What he is claiming though is beyond the realm of investigation. How does one demonstrate that they exist outside of nature from inside nature? An alien claim is different, as that can (generally) be attributed to something inside nature.
Perhaps more pertinently: what test could they pass to prove that the consequences of believing in them (or not) are true?
On Earth, we see multi-billionnaire atheist with fantastic lives, while the poorest and most miserable countries in the world have the highest levels of belief. We're also regularly told by believers that belief will not necessarily bring you a better life here (right before they swear blind it does). Certainly the evidence is that if the Jesus under discussion was around today, we might believe in him, or we might not, but it would not necessarily affect our lives one way or the other.
The true "worth" of belief comes in what one gains or loses in the alleged afterlife. And what test could this Jesus pass to prove that there was an afterlife in the first place, let alone whether belief (or not) in him would give you a better place in the hypothetical afterlife?
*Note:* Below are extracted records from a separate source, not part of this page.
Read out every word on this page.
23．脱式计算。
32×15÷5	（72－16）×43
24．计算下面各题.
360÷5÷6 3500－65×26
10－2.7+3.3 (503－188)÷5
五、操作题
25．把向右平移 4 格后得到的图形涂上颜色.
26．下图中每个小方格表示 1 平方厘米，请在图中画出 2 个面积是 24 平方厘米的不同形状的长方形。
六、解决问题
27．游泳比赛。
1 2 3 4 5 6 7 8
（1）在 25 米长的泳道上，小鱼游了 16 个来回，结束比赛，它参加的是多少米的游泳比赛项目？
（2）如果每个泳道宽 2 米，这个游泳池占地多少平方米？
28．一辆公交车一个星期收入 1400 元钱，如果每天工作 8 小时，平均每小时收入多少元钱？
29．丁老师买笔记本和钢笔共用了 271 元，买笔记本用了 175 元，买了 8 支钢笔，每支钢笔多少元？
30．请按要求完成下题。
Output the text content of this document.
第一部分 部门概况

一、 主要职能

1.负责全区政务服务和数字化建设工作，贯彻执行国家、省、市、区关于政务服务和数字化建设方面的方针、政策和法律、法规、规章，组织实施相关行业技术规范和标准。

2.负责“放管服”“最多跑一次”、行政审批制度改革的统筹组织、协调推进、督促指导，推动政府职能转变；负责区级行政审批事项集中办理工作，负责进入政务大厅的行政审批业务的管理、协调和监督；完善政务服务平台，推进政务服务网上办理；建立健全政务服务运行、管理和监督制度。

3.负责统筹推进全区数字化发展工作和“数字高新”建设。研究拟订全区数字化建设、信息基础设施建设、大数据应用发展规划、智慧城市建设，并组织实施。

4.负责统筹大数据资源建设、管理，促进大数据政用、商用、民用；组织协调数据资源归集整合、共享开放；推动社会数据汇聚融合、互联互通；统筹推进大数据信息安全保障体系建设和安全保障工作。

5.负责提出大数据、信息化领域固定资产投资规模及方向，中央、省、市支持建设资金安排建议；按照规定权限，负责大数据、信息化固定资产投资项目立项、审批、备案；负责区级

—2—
There is also no way the character could prove that he was the ultimate creator of everything. Holes in the hand, walking on water, water into booze, could all maybe convince me he was the character written of in the Bible.....he'd tick all the boxes. But does any of that mean that he or his father/brother/other-half-of-the-gestalt actually
created the universe, as opposed to simply being powerful and with enough longevity to have been around before mankind and thus able to make up any story they wanted?
Point being: there seems to be NO test that Jesus or Yahweh could pass today to convince most of us that there is a long-term benefit to worshipping them, nor that there is any true reason to be grateful to them at all. The chief test of a benevolent god - is life getting better NOW for the people he claims to value most - is clearly and demonstrably failing, at least until such time as the Catch-22 is resolved to determine exactly which alleged group really ARE his chosen people.
So I'm left with the conclusion that belief in a particular god must indeed be solely and exactly that - a belief
, a faith, a wishful and hopeful thought that one would want to be true but which one can in no way demonstrate or prove, even so far as a "clearly most likely".
Which unfortunately means that NO faith is any more - or less - likely than the next one on the list, and the whole shebang comes down to which particular fable one feels most comfortable with. SPAG is indeed the only conceivable reason for choosing a particular faith.
Maybe we should cut the SPAGgers more slack? They are after all only taking the most logical path?